Invité
Lose myself
april 2033, one hour before curfew
@Hikari Campbell
La balle rebondit contre le mur défraîchi. L’éclair de couleur vive est toujours incongru, dans ce décor sordide, mais il en fait désormais intégralement partie. L’objet atterrit dans les mains de son propriétaire qui le fait tourner entre ses doigts, un léger rictus aux lèvres, avant de le renvoyer. Le mouvement est hypnotique et n’a pas son pareil pour le détendre. Comme tout ici. Le jouet de nouveau en main, Minjun lance un regard vers le pan abattu, qui lui donne une vue imprenable sur la ville. Cela fait des années que cet endroit est son royaume, observatoire parfait duquel il domine les rues, encore plus sûrement que quand il y patrouille, son arme à la main. C’est leur domaine, qu’ils partagent depuis qu’ils sont tombés dessus. Ça, et bien davantage. La pensée rend le sourire un peu plus intense, le teintant d’interdits en moins de temps qu’il ne faut pour le dire. Le Peacekeeper se laisse aller en arrière, sa tête trouvant l’accoudoir du canapé, les pieds l’autre. Hikari ne devrait plus tarder. Il a vérifié, aujourd’hui, que le planning de son ami n’a pas changé, ce qui aurait mis à mal leur rendez-vous. Ami. Sa langue passe sur ses dents alors qu’il reprend son petit jeu, mais sur le pan de plafond encore en place, cette fois. Il ne pense certainement pas à tous ses amis avec la même intensité. Mais il est également vrai qu’il pense régulièrement à d’autres de cette manière. Sa jambe droite s’étire, essayant de chasser une crampe qui menace. Ce n’est pas le moment, très clairement. Leur dernière rencontre a été reportée à cet après-midi, empêchée par un raid qui a duré plus longtemps que prévu. Et si l’action en elle-même ayant été plus que satisfaisante, même si elle n'a rien mis en lumière en matière de terrorisme, le priver de son rendez-vous préféré n’est pas conseillé pour arranger son humeur. Et le Jeon est connu pour être d’humeur massacrante assez régulièrement. Surtout s’il ne voit pas son complice.

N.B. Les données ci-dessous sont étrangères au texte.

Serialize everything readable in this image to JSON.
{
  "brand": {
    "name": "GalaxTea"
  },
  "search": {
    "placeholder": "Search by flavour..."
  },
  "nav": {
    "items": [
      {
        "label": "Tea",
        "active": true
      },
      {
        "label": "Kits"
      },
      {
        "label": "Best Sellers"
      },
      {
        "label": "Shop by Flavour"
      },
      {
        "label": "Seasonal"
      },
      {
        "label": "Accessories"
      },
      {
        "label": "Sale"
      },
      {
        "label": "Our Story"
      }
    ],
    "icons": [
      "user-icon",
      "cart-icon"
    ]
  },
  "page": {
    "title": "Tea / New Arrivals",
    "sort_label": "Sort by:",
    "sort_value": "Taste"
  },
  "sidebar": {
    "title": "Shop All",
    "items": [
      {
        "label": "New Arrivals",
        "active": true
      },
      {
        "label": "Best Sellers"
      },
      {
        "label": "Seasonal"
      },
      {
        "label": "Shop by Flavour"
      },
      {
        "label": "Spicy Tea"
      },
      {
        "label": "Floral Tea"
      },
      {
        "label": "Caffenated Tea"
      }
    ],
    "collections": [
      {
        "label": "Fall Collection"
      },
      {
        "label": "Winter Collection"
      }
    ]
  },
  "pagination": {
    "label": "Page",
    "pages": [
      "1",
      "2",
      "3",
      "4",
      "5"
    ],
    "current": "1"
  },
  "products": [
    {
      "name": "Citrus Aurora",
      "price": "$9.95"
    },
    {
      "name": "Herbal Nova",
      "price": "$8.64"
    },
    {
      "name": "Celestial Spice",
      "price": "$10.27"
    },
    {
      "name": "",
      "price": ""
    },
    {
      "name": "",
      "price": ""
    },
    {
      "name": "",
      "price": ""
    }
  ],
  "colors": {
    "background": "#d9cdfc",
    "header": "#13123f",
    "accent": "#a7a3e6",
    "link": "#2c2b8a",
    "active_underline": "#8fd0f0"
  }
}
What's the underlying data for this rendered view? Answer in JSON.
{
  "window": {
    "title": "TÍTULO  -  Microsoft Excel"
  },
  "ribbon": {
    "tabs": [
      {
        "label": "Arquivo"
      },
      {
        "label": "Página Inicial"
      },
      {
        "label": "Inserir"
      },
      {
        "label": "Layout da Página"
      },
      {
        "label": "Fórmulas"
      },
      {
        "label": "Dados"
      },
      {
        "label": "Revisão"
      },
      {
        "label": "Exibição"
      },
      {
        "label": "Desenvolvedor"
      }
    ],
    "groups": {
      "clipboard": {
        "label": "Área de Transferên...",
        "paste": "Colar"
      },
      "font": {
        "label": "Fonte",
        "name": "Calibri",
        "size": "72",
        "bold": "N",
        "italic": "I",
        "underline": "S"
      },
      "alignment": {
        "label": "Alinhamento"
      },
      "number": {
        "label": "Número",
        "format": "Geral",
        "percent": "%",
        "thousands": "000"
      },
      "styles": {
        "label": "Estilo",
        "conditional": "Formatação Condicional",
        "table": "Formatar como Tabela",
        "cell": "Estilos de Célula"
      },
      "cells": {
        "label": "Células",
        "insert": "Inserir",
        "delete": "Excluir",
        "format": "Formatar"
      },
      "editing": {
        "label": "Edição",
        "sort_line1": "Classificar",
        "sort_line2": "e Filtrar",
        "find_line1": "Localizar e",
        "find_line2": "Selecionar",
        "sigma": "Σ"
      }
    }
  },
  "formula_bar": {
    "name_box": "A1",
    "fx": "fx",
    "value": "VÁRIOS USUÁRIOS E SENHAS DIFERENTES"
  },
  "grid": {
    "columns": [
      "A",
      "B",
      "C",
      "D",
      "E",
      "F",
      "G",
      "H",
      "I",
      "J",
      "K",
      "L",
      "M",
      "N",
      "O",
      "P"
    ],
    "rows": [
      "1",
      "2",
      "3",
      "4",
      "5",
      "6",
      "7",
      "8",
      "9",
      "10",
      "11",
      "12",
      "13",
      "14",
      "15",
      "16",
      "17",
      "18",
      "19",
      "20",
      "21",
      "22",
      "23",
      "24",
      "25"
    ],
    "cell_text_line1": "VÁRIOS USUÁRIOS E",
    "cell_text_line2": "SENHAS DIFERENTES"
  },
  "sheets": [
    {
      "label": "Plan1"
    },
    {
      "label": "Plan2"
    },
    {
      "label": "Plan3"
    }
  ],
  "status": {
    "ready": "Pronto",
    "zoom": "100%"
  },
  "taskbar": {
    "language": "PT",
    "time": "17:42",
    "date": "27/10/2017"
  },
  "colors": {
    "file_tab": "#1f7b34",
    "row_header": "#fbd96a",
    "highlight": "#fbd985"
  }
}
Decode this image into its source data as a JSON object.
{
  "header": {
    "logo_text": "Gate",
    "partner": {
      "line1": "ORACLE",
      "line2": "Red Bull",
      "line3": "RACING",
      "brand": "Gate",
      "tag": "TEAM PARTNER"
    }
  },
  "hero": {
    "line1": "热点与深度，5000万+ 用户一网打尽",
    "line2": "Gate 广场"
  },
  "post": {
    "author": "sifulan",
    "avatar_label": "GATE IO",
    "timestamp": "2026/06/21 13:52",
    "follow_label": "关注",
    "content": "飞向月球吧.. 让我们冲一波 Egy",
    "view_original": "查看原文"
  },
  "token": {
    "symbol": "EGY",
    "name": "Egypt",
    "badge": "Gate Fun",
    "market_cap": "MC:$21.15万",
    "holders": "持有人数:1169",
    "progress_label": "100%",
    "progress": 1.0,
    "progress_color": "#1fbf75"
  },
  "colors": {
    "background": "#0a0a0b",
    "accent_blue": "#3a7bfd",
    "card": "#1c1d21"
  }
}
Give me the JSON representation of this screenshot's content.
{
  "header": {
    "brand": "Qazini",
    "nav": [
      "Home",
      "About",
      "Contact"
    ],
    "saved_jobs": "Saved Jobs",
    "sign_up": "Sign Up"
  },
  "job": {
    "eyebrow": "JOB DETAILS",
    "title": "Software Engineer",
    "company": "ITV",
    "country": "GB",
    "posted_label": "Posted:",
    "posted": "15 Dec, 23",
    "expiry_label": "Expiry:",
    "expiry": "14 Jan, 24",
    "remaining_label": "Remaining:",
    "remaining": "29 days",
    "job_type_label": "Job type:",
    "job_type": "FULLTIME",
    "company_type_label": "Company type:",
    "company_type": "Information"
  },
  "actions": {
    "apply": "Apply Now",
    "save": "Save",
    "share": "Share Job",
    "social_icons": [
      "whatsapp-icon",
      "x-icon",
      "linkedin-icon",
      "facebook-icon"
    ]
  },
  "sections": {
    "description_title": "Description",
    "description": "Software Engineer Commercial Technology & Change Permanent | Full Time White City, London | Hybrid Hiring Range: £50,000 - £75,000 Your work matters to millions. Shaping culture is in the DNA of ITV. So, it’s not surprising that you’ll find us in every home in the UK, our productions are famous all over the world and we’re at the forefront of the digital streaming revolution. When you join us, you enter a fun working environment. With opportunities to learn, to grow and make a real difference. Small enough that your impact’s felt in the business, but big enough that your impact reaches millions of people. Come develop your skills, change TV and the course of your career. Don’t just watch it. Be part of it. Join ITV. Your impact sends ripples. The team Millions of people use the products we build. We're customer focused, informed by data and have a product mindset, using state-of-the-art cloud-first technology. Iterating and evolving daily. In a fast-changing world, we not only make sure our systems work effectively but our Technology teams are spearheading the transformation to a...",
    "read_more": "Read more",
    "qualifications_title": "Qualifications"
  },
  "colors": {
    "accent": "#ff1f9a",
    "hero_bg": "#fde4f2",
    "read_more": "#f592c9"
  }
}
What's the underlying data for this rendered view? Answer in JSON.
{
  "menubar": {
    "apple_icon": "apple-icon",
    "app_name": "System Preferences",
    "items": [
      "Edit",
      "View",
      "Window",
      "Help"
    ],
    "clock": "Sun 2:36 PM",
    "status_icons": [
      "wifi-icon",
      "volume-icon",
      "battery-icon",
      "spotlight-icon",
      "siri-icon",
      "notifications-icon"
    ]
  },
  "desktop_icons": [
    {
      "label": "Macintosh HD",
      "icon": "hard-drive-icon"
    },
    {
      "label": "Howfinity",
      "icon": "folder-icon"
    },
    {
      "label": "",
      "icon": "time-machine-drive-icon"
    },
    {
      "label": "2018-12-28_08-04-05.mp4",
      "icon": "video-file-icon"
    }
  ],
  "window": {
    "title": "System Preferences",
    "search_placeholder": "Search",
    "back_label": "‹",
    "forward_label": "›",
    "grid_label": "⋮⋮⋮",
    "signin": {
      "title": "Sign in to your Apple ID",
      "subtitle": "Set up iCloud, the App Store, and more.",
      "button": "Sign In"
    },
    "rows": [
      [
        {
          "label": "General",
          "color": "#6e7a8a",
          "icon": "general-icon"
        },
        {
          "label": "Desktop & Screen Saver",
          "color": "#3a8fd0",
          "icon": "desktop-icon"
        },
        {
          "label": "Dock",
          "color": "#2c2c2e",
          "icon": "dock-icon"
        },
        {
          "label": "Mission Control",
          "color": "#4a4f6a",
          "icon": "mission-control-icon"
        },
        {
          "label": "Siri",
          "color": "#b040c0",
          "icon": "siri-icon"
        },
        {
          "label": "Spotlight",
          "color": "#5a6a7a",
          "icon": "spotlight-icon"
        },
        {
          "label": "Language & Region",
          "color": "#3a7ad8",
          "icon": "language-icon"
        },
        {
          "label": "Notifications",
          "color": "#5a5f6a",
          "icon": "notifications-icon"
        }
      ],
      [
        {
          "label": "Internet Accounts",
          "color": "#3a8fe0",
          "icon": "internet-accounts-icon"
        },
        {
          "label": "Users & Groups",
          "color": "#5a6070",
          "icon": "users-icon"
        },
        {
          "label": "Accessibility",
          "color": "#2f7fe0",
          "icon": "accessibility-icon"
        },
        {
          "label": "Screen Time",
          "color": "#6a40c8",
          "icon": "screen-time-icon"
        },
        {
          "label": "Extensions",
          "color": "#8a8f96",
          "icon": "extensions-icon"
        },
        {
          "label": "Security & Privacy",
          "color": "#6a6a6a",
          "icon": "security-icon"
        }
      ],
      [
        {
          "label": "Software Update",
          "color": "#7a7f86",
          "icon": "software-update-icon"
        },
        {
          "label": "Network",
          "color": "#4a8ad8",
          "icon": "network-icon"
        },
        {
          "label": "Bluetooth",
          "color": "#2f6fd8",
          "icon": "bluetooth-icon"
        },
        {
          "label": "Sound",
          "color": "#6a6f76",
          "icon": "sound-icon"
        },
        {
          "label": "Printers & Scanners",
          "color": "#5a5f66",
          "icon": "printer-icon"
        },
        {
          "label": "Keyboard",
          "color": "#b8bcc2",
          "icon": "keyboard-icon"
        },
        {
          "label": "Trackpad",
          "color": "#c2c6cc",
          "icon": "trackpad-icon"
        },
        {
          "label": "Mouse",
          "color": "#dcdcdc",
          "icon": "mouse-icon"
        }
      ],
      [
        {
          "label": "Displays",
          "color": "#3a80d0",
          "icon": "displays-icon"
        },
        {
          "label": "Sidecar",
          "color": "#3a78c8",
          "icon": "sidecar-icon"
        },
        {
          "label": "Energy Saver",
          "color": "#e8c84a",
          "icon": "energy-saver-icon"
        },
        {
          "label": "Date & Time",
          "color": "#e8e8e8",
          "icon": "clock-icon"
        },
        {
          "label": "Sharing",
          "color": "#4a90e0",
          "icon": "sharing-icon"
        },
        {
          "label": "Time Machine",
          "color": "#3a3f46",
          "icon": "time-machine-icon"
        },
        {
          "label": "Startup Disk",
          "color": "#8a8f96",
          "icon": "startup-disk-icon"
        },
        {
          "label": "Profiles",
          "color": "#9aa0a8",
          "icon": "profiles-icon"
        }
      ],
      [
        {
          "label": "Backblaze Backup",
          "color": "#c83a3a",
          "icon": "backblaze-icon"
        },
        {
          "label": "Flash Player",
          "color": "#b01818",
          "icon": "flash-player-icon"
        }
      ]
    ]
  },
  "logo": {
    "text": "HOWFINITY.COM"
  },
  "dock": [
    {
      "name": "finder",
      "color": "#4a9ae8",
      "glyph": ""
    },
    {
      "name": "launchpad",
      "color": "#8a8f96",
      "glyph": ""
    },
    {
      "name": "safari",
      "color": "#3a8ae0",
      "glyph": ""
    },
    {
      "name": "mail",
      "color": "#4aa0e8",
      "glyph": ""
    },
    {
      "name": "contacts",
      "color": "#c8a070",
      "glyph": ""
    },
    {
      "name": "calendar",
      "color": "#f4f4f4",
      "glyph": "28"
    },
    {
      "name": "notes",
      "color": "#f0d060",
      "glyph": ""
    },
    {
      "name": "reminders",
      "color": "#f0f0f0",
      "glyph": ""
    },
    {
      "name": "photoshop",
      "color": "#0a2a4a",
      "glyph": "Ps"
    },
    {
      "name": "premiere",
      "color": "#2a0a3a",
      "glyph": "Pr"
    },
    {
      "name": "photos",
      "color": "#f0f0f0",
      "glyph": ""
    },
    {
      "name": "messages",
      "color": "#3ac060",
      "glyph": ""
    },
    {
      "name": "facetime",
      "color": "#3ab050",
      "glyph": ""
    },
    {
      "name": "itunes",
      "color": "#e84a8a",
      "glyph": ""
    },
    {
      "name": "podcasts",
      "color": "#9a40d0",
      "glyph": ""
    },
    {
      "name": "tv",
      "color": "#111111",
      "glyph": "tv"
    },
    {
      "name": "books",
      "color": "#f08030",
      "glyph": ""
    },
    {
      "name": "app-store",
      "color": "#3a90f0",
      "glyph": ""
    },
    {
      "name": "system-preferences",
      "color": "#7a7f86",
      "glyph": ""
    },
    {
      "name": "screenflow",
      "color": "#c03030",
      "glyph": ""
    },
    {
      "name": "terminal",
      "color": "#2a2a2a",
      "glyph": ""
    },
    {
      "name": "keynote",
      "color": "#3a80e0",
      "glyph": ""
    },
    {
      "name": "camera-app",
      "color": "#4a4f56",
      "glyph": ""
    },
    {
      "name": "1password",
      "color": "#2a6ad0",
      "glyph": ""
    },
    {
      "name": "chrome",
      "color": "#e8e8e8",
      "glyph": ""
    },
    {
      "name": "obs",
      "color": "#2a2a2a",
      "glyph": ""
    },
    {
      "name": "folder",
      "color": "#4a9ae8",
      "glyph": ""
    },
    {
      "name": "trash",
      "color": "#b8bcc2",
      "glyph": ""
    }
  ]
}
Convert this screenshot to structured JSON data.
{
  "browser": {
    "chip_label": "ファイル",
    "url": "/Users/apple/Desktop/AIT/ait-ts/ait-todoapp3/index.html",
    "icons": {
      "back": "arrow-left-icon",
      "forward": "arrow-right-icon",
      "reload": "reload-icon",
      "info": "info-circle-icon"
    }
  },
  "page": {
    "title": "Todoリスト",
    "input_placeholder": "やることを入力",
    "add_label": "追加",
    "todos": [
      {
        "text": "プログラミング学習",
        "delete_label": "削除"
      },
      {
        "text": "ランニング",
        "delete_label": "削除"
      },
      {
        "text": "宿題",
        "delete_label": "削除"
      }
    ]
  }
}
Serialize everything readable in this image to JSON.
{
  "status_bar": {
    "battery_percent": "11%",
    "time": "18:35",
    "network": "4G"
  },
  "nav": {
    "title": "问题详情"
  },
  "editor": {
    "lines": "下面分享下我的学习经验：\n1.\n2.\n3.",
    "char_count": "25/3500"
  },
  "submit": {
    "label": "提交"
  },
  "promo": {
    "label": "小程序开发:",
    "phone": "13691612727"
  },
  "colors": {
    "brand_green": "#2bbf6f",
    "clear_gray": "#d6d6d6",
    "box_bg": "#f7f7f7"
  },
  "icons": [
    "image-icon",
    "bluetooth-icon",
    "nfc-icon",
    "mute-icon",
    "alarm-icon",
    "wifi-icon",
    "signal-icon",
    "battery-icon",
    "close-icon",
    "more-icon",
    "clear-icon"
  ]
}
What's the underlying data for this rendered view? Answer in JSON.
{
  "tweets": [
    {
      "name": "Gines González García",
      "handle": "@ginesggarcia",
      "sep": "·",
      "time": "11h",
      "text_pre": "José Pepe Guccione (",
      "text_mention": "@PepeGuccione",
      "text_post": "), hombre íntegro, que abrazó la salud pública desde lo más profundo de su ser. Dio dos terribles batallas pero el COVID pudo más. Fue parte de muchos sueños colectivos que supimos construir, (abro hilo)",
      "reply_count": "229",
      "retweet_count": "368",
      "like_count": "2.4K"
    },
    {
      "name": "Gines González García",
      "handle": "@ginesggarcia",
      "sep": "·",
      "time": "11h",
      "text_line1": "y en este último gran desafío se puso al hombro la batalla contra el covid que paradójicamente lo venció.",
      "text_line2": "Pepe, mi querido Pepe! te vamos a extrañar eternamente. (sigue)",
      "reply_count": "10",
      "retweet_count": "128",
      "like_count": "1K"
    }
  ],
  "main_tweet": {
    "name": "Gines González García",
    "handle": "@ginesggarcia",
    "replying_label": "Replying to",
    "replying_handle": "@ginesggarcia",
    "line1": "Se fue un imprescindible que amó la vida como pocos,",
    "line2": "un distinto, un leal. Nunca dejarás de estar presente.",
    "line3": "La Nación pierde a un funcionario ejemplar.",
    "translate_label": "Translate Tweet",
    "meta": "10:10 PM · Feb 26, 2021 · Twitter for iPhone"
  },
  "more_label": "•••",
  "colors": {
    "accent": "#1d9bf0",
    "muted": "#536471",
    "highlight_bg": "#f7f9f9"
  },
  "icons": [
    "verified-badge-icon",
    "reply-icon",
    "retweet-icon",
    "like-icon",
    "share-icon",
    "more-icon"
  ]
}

Qui est en retard. Ce n’est clairement pas son genre, plutôt à cheval sur ce genre de détails. Un coup d’œil à sa montre entre deux rebonds. Cela ne fait que deux minutes, mais dans l’échelle Hikari, c’est déjà trop. Ils sont tous débordés ces derniers temps, c’est une certitude. Mais à part une urgence vitale, ils ne manquent jamais une de leurs entrevues. Elles sont précieuses. Un claquement de langue agacé lui échappe alors qu’il se rassoit, posant la balle à côté de lui. Ce ne sont que quelques minutes de retard, il n’y a pas de quoi en faire un plat. Et pourtant, il y a quelque chose qui pointe, sous l’impatience et la détestation du simple fait d’attendre. Quelque chose qui n’est pas sans rapport avec les derniers événements, même s’il refuse de l’admettre. C’est ridicule. Il y a un bon nombre de leurs adelphes d’armes qui murmurent, qui ne se déplacent plus jamais seuls. C’est grotesque. Il se lève, fait quelques pas, les mains dans les poches. Ils représentent l’ordre. Rien ne peut leur arriver. Ils sont entraînés et … et quelque chose se dénoue quand il entend un écho dans la cage d’escalier. Il reconnaît le pas sur le béton sans avoir besoin de plus de confirmation. Sans faire attention à ses épaules, soudainement moins tendues, il repart s’affaler dans le canapé, une jambe tendue, l’autre repliée. Une main passe dans ses cheveux et l’autre récupère sa prise de guerre pour la lancer contre le parquet, dans un timing qu’il sait parfait : «Finally. What took you so long ? » Il y a quelque chose de l’ordre du reproche, dans la complainte qu’il adresse d’une voix traînante à celui qui apparaît. Prince sur son trône, il récupère le bonnet qu’il a porté toute la journée qui est sur le dossier, le faisant tourner sur son doigt : «I’m tired of the black one, gimme yours. » Le couvre-chef bordeaux d’Hikari est la cible de son avidité. Le soleil n’est pas encore en train de décroître et c’est la pleine lumière qui baigne les traits de son ami. Le jeu d’ombres est toujours aussi parfait. «And come here. I was bored, here on my own. » Et pour quelques minutes volées, l’impression de solitude allait disparaître. Enfin.